His occupation changed again. An opportunity arose to act on Ballers, the Dwayne Johnson HBO series set within the world of the NFL. Washington saw the role as a means, he says, “to gain employment through a skill set.” He played Ricky Jerret, a star wide receiver with a heart of gold and a penchant for self-centered behavior. Washington’s charisma tempered Jerret’s occasional boneheaded behavior to make him one of the show’s most watchable characters over its five seasons.
Ballers led to more roles. Washington was shooting David Lowery’s The Old Man & the Gun in Cincinnati in 2017 when Spike Lee called and asked him to read a book: Ron Stallworth’s memoir about successfully infiltrating the Ku Klux Klan in Colorado Springs in the 1970s. Washington told Lee he loved it, and Lee responded with a cool, “See you this summer.”
In Washington’s mind, it seemed like there was only one major role for a Black man in the story, which led him to the reasonable assumption that he would be playing Ron Stallworth. But he didn’t find out for sure until the summer.
He asked his father for advice, given his starring roles for Lee not just in Malcolm X but also in Mo’ Better Blues, He Got Game, and Inside Man.
“He told me to feel free to try things. ‘Spike’s going to let you go. He’s going to give you that room to express yourself.’ That was true to form,” Washington says.
After years of hearing his father tell stories about working with Lee, he was excited to hear Lee tell stories about his father — and to work with the director for the first time since his brief appearance in Malcolm X.
“He is in his element. He’s like a little kid on set. It was so infectious,” Washington says, before qualifying: “As long as you’re on your job. If you’re not on your job, if you’re slipping, you will hear about it. He’s like a coach in a lot of ways. You see the people that have been around and with him for so many years, and it’s for a reason. When you do your job right, you’re going to get rewarded in ways.”
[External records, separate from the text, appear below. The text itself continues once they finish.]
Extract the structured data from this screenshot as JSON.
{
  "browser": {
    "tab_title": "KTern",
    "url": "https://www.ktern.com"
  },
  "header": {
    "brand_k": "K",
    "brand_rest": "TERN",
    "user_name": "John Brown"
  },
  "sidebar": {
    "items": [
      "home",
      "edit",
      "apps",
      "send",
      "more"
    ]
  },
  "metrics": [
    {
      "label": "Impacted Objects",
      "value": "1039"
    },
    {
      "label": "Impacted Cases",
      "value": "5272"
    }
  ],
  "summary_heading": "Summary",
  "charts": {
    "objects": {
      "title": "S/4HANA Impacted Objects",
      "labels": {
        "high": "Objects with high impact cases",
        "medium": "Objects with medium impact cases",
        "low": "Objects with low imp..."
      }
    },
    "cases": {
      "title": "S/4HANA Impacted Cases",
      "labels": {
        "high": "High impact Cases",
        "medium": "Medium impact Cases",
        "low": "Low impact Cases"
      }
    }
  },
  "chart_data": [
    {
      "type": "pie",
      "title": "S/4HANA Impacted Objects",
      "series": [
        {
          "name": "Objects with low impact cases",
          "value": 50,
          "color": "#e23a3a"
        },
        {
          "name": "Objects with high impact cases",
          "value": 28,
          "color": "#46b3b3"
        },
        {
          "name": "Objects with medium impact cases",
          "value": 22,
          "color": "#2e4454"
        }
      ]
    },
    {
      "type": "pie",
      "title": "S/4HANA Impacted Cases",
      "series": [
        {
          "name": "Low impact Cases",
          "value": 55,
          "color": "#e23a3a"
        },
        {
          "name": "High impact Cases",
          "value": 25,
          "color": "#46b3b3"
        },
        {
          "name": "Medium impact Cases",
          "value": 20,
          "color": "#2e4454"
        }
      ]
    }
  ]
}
He adds: “Getting a compliment from Spike Lee feels so freakin’ good. Because you feel like you really earned it, because he can be tough. When you get some love from Spike, it’s genuine. And it’s motivating.”
Lee left him room to explore, just as his father had predicted. “If he didn’t like what I did, he’d tell me, but he wouldn’t suggest what to fix — he would just tell me to try something else.
“To the stuff he did like — all the stuff that was working — he wouldn’t even comment. Production would just keep going. We’d just keep working. I love that.”
He adds: “With Spike Lee, I felt a freedom that I have to be honest, I’ve only felt with Chris [Nolan] before. I’m talking about a complete trust in my abilities.”